Electrocatalysis and Electrocatalytic Processes
Electrochemical water treatment replaces chemical inputs with electricity, allowing for fine-tuning of unit processes through control of applied current and potential. The Tarpeh Lab has developed electrochemical stripping, a novel alternative to conventional ammonia stripping that selectively isolates nitrogen based on charge (NH4+) and volatility (NH3) using electricity, a cation exchange membrane, and a gas permeable membrane. Based on continuous-flow nitrogen fluxes, transport from the cathode to the trap chamber was identified as the rate-limiting step of electrochemical stripping. Building on electrochemical stripping, we have expanded both product and pollutant portfolios. For products, we have advanced flexible electrochemical stripping with an additional circuit and chamber to enable tailored extraction of both acidic and alkaline ammonia. For pollutants, we have recently expanded to nitrate reduction toward ammonia via electrodialysis and nitrate reduction, a novel unit process that leverages changes in location and degree of applied electrochemical bias.We have also pioneered electrocatalyst-in-a-box, which enables homogenous catalysts to extract nitrate from real wastewaters, convert it to ammonia and other products, and separate these high-purity products.

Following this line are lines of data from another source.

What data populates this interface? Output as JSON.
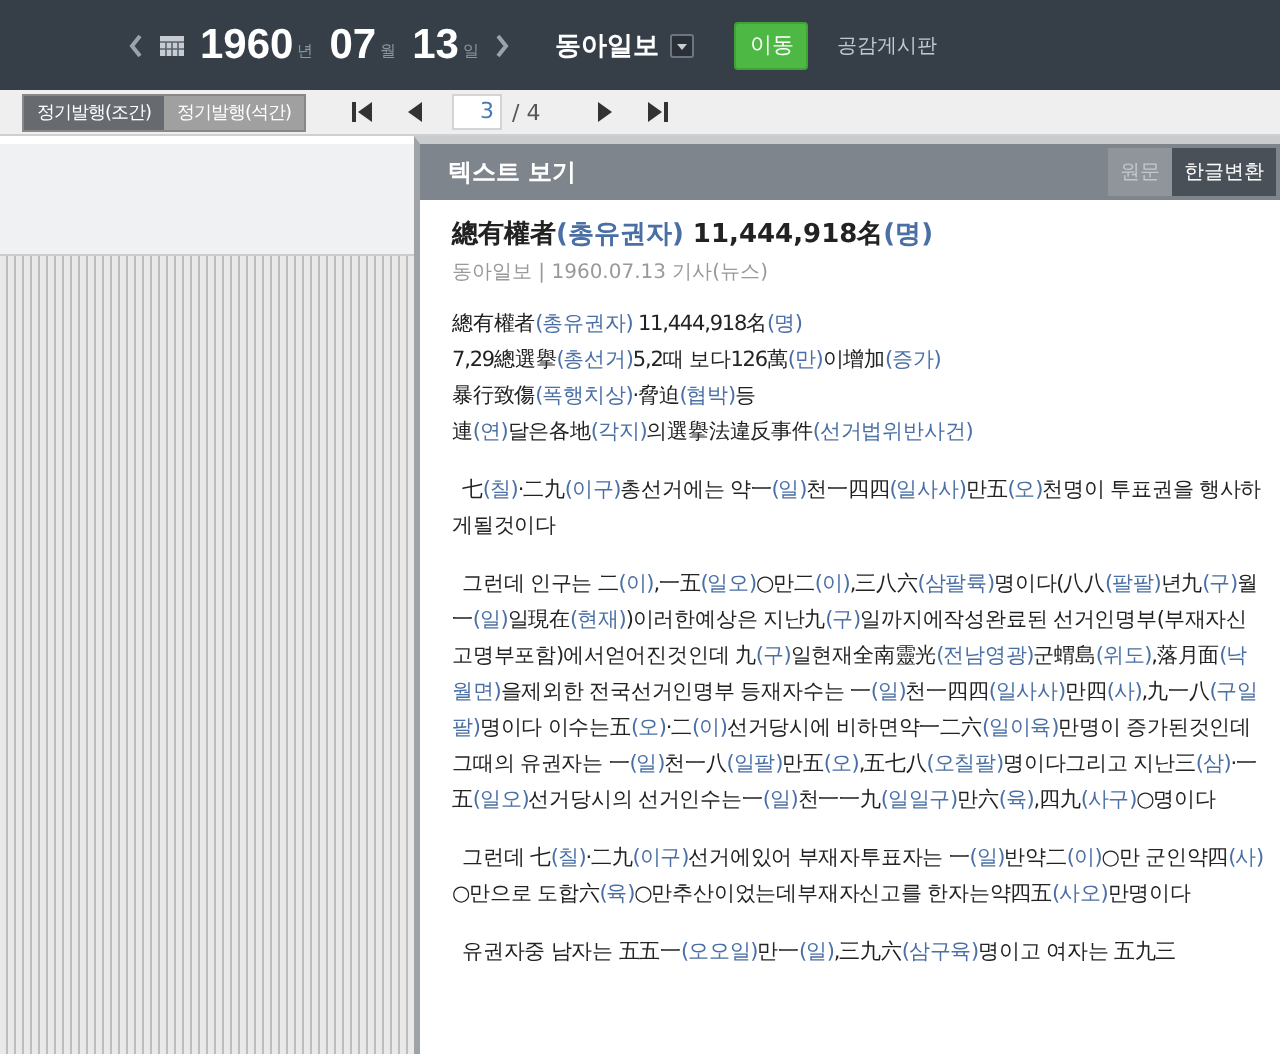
{
  "top_bar": {
    "year": "1960",
    "year_unit": "년",
    "month": "07",
    "month_unit": "월",
    "day": "13",
    "day_unit": "일",
    "newspaper": "동아일보",
    "go_button": "이동",
    "board_link": "공감게시판"
  },
  "edition_tabs": [
    {
      "label": "정기발행(조간)",
      "selected": true
    },
    {
      "label": "정기발행(석간)",
      "selected": false
    }
  ],
  "pager": {
    "page": "3",
    "total": "/ 4"
  },
  "text_panel": {
    "title": "텍스트 보기",
    "modes": [
      {
        "label": "원문",
        "selected": false
      },
      {
        "label": "한글변환",
        "selected": true
      }
    ],
    "headline": [
      {
        "text": "總有權者",
        "reading": false
      },
      {
        "text": "(총유권자)",
        "reading": true
      },
      {
        "text": " 11,444,918名",
        "reading": false
      },
      {
        "text": "(명)",
        "reading": true
      }
    ],
    "byline": "동아일보 | 1960.07.13 기사(뉴스)",
    "lead_lines": [
      [
        {
          "text": "總有權者",
          "reading": false
        },
        {
          "text": "(총유권자)",
          "reading": true
        },
        {
          "text": " 11,444,918名",
          "reading": false
        },
        {
          "text": "(명)",
          "reading": true
        }
      ],
      [
        {
          "text": "7,29總選擧",
          "reading": false
        },
        {
          "text": "(총선거)",
          "reading": true
        },
        {
          "text": "5,2때 보다126萬",
          "reading": false
        },
        {
          "text": "(만)",
          "reading": true
        },
        {
          "text": "이增加",
          "reading": false
        },
        {
          "text": "(증가)",
          "reading": true
        }
      ],
      [
        {
          "text": "暴行致傷",
          "reading": false
        },
        {
          "text": "(폭행치상)",
          "reading": true
        },
        {
          "text": "·脅迫",
          "reading": false
        },
        {
          "text": "(협박)",
          "reading": true
        },
        {
          "text": "등",
          "reading": false
        }
      ],
      [
        {
          "text": "連",
          "reading": false
        },
        {
          "text": "(연)",
          "reading": true
        },
        {
          "text": "달은各地",
          "reading": false
        },
        {
          "text": "(각지)",
          "reading": true
        },
        {
          "text": "의選擧法違反事件",
          "reading": false
        },
        {
          "text": "(선거법위반사건)",
          "reading": true
        }
      ]
    ],
    "paragraphs": [
      [
        {
          "text": "七",
          "reading": false
        },
        {
          "text": "(칠)",
          "reading": true
        },
        {
          "text": "·二九",
          "reading": false
        },
        {
          "text": "(이구)",
          "reading": true
        },
        {
          "text": "총선거에는 약一",
          "reading": false
        },
        {
          "text": "(일)",
          "reading": true
        },
        {
          "text": "천一四四",
          "reading": false
        },
        {
          "text": "(일사사)",
          "reading": true
        },
        {
          "text": "만五",
          "reading": false
        },
        {
          "text": "(오)",
          "reading": true
        },
        {
          "text": "천명이 투표권을 행사하게될것이다",
          "reading": false
        }
      ],
      [
        {
          "text": "그런데 인구는 二",
          "reading": false
        },
        {
          "text": "(이)",
          "reading": true
        },
        {
          "text": ",一五",
          "reading": false
        },
        {
          "text": "(일오)",
          "reading": true
        },
        {
          "text": "○만二",
          "reading": false
        },
        {
          "text": "(이)",
          "reading": true
        },
        {
          "text": ",三八六",
          "reading": false
        },
        {
          "text": "(삼팔륙)",
          "reading": true
        },
        {
          "text": "명이다(八八",
          "reading": false
        },
        {
          "text": "(팔팔)",
          "reading": true
        },
        {
          "text": "년九",
          "reading": false
        },
        {
          "text": "(구)",
          "reading": true
        },
        {
          "text": "월一",
          "reading": false
        },
        {
          "text": "(일)",
          "reading": true
        },
        {
          "text": "일現在",
          "reading": false
        },
        {
          "text": "(현재)",
          "reading": true
        },
        {
          "text": ")이러한예상은 지난九",
          "reading": false
        },
        {
          "text": "(구)",
          "reading": true
        },
        {
          "text": "일까지에작성완료된 선거인명부(부재자신고명부포함)에서얻어진것인데 九",
          "reading": false
        },
        {
          "text": "(구)",
          "reading": true
        },
        {
          "text": "일현재全南靈光",
          "reading": false
        },
        {
          "text": "(전남영광)",
          "reading": true
        },
        {
          "text": "군蝟島",
          "reading": false
        },
        {
          "text": "(위도)",
          "reading": true
        },
        {
          "text": ",落月面",
          "reading": false
        },
        {
          "text": "(낙월면)",
          "reading": true
        },
        {
          "text": "을제외한 전국선거인명부 등재자수는 一",
          "reading": false
        },
        {
          "text": "(일)",
          "reading": true
        },
        {
          "text": "천一四四",
          "reading": false
        },
        {
          "text": "(일사사)",
          "reading": true
        },
        {
          "text": "만四",
          "reading": false
        },
        {
          "text": "(사)",
          "reading": true
        },
        {
          "text": ",九一八",
          "reading": false
        },
        {
          "text": "(구일팔)",
          "reading": true
        },
        {
          "text": "명이다 이수는五",
          "reading": false
        },
        {
          "text": "(오)",
          "reading": true
        },
        {
          "text": "·二",
          "reading": false
        },
        {
          "text": "(이)",
          "reading": true
        },
        {
          "text": "선거당시에 비하면약一二六",
          "reading": false
        },
        {
          "text": "(일이육)",
          "reading": true
        },
        {
          "text": "만명이 증가된것인데 그때의 유권자는 一",
          "reading": false
        },
        {
          "text": "(일)",
          "reading": true
        },
        {
          "text": "천一八",
          "reading": false
        },
        {
          "text": "(일팔)",
          "reading": true
        },
        {
          "text": "만五",
          "reading": false
        },
        {
          "text": "(오)",
          "reading": true
        },
        {
          "text": ",五七八",
          "reading": false
        },
        {
          "text": "(오칠팔)",
          "reading": true
        },
        {
          "text": "명이다그리고 지난三",
          "reading": false
        },
        {
          "text": "(삼)",
          "reading": true
        },
        {
          "text": "·一五",
          "reading": false
        },
        {
          "text": "(일오)",
          "reading": true
        },
        {
          "text": "선거당시의 선거인수는一",
          "reading": false
        },
        {
          "text": "(일)",
          "reading": true
        },
        {
          "text": "천一一九",
          "reading": false
        },
        {
          "text": "(일일구)",
          "reading": true
        },
        {
          "text": "만六",
          "reading": false
        },
        {
          "text": "(육)",
          "reading": true
        },
        {
          "text": ",四九",
          "reading": false
        },
        {
          "text": "(사구)",
          "reading": true
        },
        {
          "text": "○명이다",
          "reading": false
        }
      ],
      [
        {
          "text": "그런데 七",
          "reading": false
        },
        {
          "text": "(칠)",
          "reading": true
        },
        {
          "text": "·二九",
          "reading": false
        },
        {
          "text": "(이구)",
          "reading": true
        },
        {
          "text": "선거에있어 부재자투표자는 一",
          "reading": false
        },
        {
          "text": "(일)",
          "reading": true
        },
        {
          "text": "반약二",
          "reading": false
        },
        {
          "text": "(이)",
          "reading": true
        },
        {
          "text": "○만 군인약四",
          "reading": false
        },
        {
          "text": "(사)",
          "reading": true
        },
        {
          "text": "○만으로 도합六",
          "reading": false
        },
        {
          "text": "(육)",
          "reading": true
        },
        {
          "text": "○만추산이었는데부재자신고를 한자는약四五",
          "reading": false
        },
        {
          "text": "(사오)",
          "reading": true
        },
        {
          "text": "만명이다",
          "reading": false
        }
      ],
      [
        {
          "text": "유권자중 남자는 五五一",
          "reading": false
        },
        {
          "text": "(오오일)",
          "reading": true
        },
        {
          "text": "만一",
          "reading": false
        },
        {
          "text": "(일)",
          "reading": true
        },
        {
          "text": ",三九六",
          "reading": false
        },
        {
          "text": "(삼구육)",
          "reading": true
        },
        {
          "text": "명이고 여자는 五九三",
          "reading": false
        }
      ]
    ]
  }
}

Beyond novel processes, we are investigating effects of electrolyte composition and electrode reconstruction (together often referred to as microenvironment characteristics) to maximize catalysis. We are particularly interested in using separations to control aqueous speciation that influences catalytic performance. Ongoing studies for nitrate reduction include the effects of mass transport on electrolyte composition, the structure of the electric double layer, and molecular catalysts for highly selective transformations. We envision electrochemical nitrogen refineries capable of producing several wastewater-derived products from both ammonia and nitrate. In addition to electrifying the nitrogen cycle, we also study electrochemical sulfide oxidation to circularize sulfur management and electrochemical water-salt splitting to valorize desalination brine.